O ano começou bem para o franchising brasileiro. De acordo com a Pesquisa Trimestral de Desempenho divulgada pela Associação Brasileira de Franchising (ABF) nesta quinta-feira (10), o setor de franquias cresceu 5,1% do primeiro trimestre de 2018, em relação ao mesmo período no ano passado. Com o crescimento, o faturamento do setor chegou a 38,762 bilhões de reais.

Considerando o desempenho acumulado dos últimos 12 meses, o franchising cresceu 7%, com um faturamento de mais de 165 bilhões de reais. Com isso, a ABF projeta que o crescimento do setor em 2018 deve ficar entre 7% e 8%.

O número de unidades de franquias também fechou o primeiro trimestre com um saldo positivo, com um aumento de 1% – atualmente, são 144.527 unidades de franquias em operação no país.

Outro crescimento registrado na pesquisa foi no número de empregos diretos gerados pelo franchising, que aumentou em 0,9%. Hoje, o setor gera quase 1,2 milhões de empregos diretos formais. A previsão é de que essa taxa apresente um crescimento de 3% neste ano.

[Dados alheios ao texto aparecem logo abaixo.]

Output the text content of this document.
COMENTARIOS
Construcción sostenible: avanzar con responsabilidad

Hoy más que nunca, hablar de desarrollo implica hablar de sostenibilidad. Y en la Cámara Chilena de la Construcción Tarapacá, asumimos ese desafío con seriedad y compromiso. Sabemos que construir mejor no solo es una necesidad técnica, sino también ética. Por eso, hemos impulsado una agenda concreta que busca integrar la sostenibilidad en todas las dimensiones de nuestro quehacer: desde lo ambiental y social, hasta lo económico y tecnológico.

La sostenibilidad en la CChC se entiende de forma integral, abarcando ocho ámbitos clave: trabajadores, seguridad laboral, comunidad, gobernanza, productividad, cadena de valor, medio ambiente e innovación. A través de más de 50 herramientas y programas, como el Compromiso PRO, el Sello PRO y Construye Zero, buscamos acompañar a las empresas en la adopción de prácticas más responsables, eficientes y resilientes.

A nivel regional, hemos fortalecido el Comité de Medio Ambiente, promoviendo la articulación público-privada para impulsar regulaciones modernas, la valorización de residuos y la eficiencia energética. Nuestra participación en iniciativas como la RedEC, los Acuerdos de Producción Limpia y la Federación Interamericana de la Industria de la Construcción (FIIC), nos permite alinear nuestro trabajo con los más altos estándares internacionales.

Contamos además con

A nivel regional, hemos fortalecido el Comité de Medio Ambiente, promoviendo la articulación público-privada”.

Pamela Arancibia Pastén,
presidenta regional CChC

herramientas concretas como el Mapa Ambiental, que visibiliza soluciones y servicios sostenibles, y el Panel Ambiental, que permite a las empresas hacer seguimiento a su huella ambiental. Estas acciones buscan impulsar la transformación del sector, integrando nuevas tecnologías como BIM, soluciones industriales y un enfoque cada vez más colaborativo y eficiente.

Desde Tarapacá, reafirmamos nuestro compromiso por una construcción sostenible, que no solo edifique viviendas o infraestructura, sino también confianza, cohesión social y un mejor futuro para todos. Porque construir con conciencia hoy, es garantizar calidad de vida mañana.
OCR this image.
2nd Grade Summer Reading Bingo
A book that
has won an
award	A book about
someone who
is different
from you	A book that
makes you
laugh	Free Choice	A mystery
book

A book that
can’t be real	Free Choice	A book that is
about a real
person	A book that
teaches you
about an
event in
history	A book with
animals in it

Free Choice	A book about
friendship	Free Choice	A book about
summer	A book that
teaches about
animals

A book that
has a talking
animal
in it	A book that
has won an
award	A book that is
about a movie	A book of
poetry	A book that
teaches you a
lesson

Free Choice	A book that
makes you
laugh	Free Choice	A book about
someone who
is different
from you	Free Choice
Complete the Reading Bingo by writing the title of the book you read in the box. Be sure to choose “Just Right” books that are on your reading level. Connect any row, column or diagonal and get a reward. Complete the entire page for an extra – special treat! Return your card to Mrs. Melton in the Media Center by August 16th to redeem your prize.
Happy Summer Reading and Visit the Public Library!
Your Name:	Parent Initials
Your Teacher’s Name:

“Frente ao atual cenário da economia brasileira, consideramos este desempenho positivo, pois foi registrado em um período de inflação muito baixa – ao contrário do primeiro trimestre de 2017 – e de início da recuperação de uma das mais longas crises que o país já viveu”, afirma Altino Cristofoletti Junior, presidente da ABF, em comunicado à imprensa.

Desempenho dos segmentos

Observando os resultados de segmentos, as franquias de hotelaria e turismo se destacam. O setor foi o que mais cresceu no primeiro trimestre, registrando um aumento de 14,9% em seu faturamento.

Em seguida, aparecem os segmentos de serviços e outros negócios (que cresceu 9,3%), entretenimento e lazer (7,8%) alimentação e limpeza e conservação (ambos com 6,6%).

Modelos de operação

A pesquisa da ABF apurou ainda que franquias com operações diferenciadas e menos convencionais – como home office, delivery e venda direta – também estão crescendo. O modelo de operação que abrange esses formatos aumentou sua participação no franchising de 3% para 5%.

“O franchising continua a investir na eficiência de suas operações, no desenvolvimento de formatos mais enxutos e na busca de novos mercados, canais de venda e públicos como forma de manter seu desenvolvimento. A inovação, especialmente a incremental, também tem um papel importante e tende a se fazer mais presente nos próximos anos”, aponta Cristofoletti.